Ayant gagné autant de confiance en elle et simultanément devenir célèbre, je me demande quel message elle souhaiterait donner à cette fille peu sûre d’elle qui dormait sur un matelas gonflable il y a seulement trois ans. Sans hésitation, Lili répond, « Tu as fait de bonnes choses ! Mais aussi, les difficultés par lesquelles tu passe maintenant ne rendront ton succès que plus profond. Il y a des gens à qui la célébrité et la fortune ont été données sur un plateau en argent, mais je e pense pas qu’il y ait quelque chose d’irrationnel en ces personnes. »

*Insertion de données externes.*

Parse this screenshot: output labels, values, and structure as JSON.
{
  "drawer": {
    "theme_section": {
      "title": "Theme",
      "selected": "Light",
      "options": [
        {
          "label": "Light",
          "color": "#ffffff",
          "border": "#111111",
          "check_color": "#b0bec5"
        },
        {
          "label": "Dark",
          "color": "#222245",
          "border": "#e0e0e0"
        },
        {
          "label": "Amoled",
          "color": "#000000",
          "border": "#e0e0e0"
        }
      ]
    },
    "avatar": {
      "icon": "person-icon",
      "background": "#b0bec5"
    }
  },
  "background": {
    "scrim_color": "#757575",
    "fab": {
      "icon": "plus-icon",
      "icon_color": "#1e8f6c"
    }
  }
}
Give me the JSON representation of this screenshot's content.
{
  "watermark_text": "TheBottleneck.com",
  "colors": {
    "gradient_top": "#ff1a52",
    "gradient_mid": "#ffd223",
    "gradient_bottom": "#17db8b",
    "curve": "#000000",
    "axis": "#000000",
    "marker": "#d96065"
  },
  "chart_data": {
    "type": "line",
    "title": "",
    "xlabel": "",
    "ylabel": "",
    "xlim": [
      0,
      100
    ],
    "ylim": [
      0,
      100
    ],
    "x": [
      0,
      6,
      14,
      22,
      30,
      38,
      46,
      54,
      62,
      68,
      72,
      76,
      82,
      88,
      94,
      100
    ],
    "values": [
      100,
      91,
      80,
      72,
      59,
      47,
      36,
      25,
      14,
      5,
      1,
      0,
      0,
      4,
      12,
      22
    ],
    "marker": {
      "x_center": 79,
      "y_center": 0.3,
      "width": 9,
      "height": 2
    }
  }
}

« Je viens d’une petite ville dans l’Ohio, d’une famille de classe moyenne, je ne connaissais personne dans le milieu du cinéma. Je n’ai pas eu de témoin qui m’a été passé depuis un acteur de ma famille. Je l’ai fait toute seule depuis ma propre passion et sachant que c’était quelque chose pour laquelle j’étais douée, et c’était ce que je voulais faire. Il y a vraiment beaucoup de pouvoir dans la lutte et la survie, et c’est ce qui fait de toi une personne forte, » finit-elle, avec un air de défi.

Les gens ne sont pas plus forts ou plus honnête que Lili Reinhart. Quand nous raccrochons afin qu’elle puisse prendre son vol en direction de LA – l’endroit où, elle dit, « Je veux m’y installer et avoir une maison » – j’espère simplement qu’elle trouve une fin heureuse avec son esprit.